À ces pathologies liées aux transformations des modes de vie s’ajoutent de manière récurrente de graves épisodes épidémiologiques, comme la dengue ou le chikungunya, ou encore des maladies infectieuses contre lesquelles l’importance de la dimension préventive n’est plus à démontrer.

Renforcer la prévention, c’est nécessairement agir en direction de la jeunesse. Il va de soi que les mesures prévues par le texte pour prévenir les grossesses précoces et les IVG chez les jeunes filles ou celles destinées à lutter contre les formes d’addiction les plus graves ne seront pleinement efficaces que si les services de santé scolaire et universitaire sont améliorés.

Favoriser l’accès de tous à la santé passe par une offre de soins suffisante et de qualité. Le nombre de lits et de places offerts par les établissements de santé est un indicateur des disparités du système. Ainsi, avec 355 lits pour 100 000 habitants, La Réunion est près de deux fois moins bien dotée que les Antilles ou la France hexagonale. C’est pourquoi la réalisation du PSO, le Pôle sanitaire de l’ouest, à Saint-Paul était devenue urgente. À ce propos, madame la ministre, je tiens à vous remercier une fois de plus pour votre soutien.

À vrai dire, le secteur hospitalier est engagé dans une véritable course contre la montre puisqu’il faut à la fois combler les retards et apporter les réponses spécifiques exigées par le vieillissement de la population. Pour éviter une catastrophe sanitaire, le sous-équipement abyssal des outre-mer en ce qui concerne les soins de suite et de rééducation devra être pris en compte sans plus tarder.

Si l’offre de soins ambulatoire comporte de fortes disparités géographiques, elle se caractérise surtout par le nombre insuffisant de médecins.

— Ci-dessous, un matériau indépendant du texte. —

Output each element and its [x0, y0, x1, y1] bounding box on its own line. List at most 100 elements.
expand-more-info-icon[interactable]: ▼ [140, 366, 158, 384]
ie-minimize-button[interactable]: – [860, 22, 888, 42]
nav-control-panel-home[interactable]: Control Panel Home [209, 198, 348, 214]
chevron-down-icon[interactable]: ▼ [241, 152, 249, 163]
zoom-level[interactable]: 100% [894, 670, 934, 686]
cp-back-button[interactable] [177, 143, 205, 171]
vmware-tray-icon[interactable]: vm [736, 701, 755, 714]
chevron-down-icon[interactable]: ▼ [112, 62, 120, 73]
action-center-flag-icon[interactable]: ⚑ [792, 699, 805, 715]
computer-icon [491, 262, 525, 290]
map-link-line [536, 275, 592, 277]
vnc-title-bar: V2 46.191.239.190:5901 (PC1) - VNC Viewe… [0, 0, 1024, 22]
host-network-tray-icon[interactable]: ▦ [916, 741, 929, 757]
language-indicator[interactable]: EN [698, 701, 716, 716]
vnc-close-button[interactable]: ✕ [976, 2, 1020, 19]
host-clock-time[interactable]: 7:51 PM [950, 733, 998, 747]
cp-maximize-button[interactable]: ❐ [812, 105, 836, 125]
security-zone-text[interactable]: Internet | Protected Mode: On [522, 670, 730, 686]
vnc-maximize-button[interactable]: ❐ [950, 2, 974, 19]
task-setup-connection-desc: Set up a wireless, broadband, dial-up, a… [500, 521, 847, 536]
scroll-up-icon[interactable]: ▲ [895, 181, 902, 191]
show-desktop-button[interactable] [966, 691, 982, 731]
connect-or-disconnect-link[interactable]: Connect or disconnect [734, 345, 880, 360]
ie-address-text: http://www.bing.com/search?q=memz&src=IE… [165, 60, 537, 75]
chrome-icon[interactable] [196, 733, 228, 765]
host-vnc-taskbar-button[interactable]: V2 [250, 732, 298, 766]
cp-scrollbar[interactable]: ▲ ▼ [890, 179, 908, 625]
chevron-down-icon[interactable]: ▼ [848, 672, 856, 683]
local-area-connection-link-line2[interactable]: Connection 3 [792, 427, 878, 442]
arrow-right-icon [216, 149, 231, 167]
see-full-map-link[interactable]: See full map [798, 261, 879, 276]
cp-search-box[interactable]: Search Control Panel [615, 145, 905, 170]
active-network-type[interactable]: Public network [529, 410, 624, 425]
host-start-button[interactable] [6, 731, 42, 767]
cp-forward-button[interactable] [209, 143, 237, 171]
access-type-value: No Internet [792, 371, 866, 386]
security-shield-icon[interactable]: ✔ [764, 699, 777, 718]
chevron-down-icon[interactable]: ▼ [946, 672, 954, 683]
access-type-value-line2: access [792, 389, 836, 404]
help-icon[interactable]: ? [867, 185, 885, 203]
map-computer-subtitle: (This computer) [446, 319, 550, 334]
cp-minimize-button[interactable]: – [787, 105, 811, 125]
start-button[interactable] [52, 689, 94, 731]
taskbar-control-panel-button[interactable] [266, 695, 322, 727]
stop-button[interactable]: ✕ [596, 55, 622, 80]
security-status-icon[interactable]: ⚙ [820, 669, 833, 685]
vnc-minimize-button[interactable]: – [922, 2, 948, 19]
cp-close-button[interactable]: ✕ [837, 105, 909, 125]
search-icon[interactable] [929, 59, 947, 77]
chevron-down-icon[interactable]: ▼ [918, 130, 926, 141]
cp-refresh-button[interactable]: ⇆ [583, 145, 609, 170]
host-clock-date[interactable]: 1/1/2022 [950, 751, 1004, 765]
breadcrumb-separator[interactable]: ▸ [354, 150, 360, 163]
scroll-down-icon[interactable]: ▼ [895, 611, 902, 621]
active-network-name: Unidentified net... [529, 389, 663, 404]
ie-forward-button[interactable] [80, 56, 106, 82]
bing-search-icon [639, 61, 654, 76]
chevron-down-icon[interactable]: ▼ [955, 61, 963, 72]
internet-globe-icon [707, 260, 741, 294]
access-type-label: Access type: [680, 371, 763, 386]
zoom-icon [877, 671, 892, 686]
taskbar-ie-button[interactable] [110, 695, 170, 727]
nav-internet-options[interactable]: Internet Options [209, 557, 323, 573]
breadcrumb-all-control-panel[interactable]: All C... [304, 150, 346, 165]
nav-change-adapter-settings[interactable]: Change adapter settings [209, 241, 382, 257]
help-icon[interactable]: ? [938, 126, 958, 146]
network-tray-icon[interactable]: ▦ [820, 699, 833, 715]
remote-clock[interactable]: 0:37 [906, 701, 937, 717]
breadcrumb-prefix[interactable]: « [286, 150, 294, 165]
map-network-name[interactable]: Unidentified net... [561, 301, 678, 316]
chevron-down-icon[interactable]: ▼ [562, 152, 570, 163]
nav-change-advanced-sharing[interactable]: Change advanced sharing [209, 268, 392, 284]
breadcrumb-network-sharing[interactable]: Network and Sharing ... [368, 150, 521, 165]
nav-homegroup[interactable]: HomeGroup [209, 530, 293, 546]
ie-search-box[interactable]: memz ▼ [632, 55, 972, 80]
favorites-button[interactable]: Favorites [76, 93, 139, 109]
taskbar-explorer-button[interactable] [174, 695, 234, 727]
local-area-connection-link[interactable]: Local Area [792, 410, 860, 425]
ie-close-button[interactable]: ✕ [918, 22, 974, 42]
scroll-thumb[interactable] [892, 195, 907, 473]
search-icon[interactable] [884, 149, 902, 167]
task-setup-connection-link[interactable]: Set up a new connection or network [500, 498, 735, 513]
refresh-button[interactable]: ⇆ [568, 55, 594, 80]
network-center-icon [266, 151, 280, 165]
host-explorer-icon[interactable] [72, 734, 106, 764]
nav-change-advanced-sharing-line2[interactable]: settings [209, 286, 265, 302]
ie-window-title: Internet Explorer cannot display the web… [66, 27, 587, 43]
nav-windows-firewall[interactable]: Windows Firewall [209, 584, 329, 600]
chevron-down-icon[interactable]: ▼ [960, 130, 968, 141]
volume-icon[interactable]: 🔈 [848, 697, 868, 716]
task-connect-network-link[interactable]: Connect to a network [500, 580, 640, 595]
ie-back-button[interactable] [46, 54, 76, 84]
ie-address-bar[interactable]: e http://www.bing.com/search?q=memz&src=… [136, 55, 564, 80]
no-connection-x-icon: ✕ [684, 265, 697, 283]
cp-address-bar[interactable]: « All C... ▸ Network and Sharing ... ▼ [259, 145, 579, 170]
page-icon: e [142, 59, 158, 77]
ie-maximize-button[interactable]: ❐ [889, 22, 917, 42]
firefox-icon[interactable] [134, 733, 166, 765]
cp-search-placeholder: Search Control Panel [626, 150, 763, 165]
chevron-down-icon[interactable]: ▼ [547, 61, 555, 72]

En attestent les temps d’attente imposés aux patients, singulièrement lorsqu’ils veulent consulter un spécialiste, ou encore la surfréquentation des services d’urgence des hôpitaux.

À n’en pas douter, la formation est l’une des pistes à privilégier pour améliorer la densité médicale. La création du CHU de La Réunion en 2012 a d’ailleurs été unanimement saluée.

En dépit des deux postes de professeur des universités - praticien hospitalier récemment créés, il est incontestable qu’en matière hospitalo-universitaire le plus jeune Centre hospitalier universitaire (CHU) de France est aussi le plus pauvre ! Pour une population équivalente, des effectifs étudiants identiques et des cursus analogues, le CHU de la Réunion compte quatre fois moins d’enseignants que ceux des Antilles créés vingt-cinq ans plus tôt ! À la suite du rapport de la Cour des comptes, vous avez élaboré, madame la ministre, un plan santé outre-mer destiné à traiter nos situations spécifiques. Il est important que ce plan en cours d’élaboration intègre des pratiques innovantes comme la généralisation du tiers payant, qui a cours à la Réunion depuis plus de dix ans et concerne désormais la quasi-totalité des actes médicaux.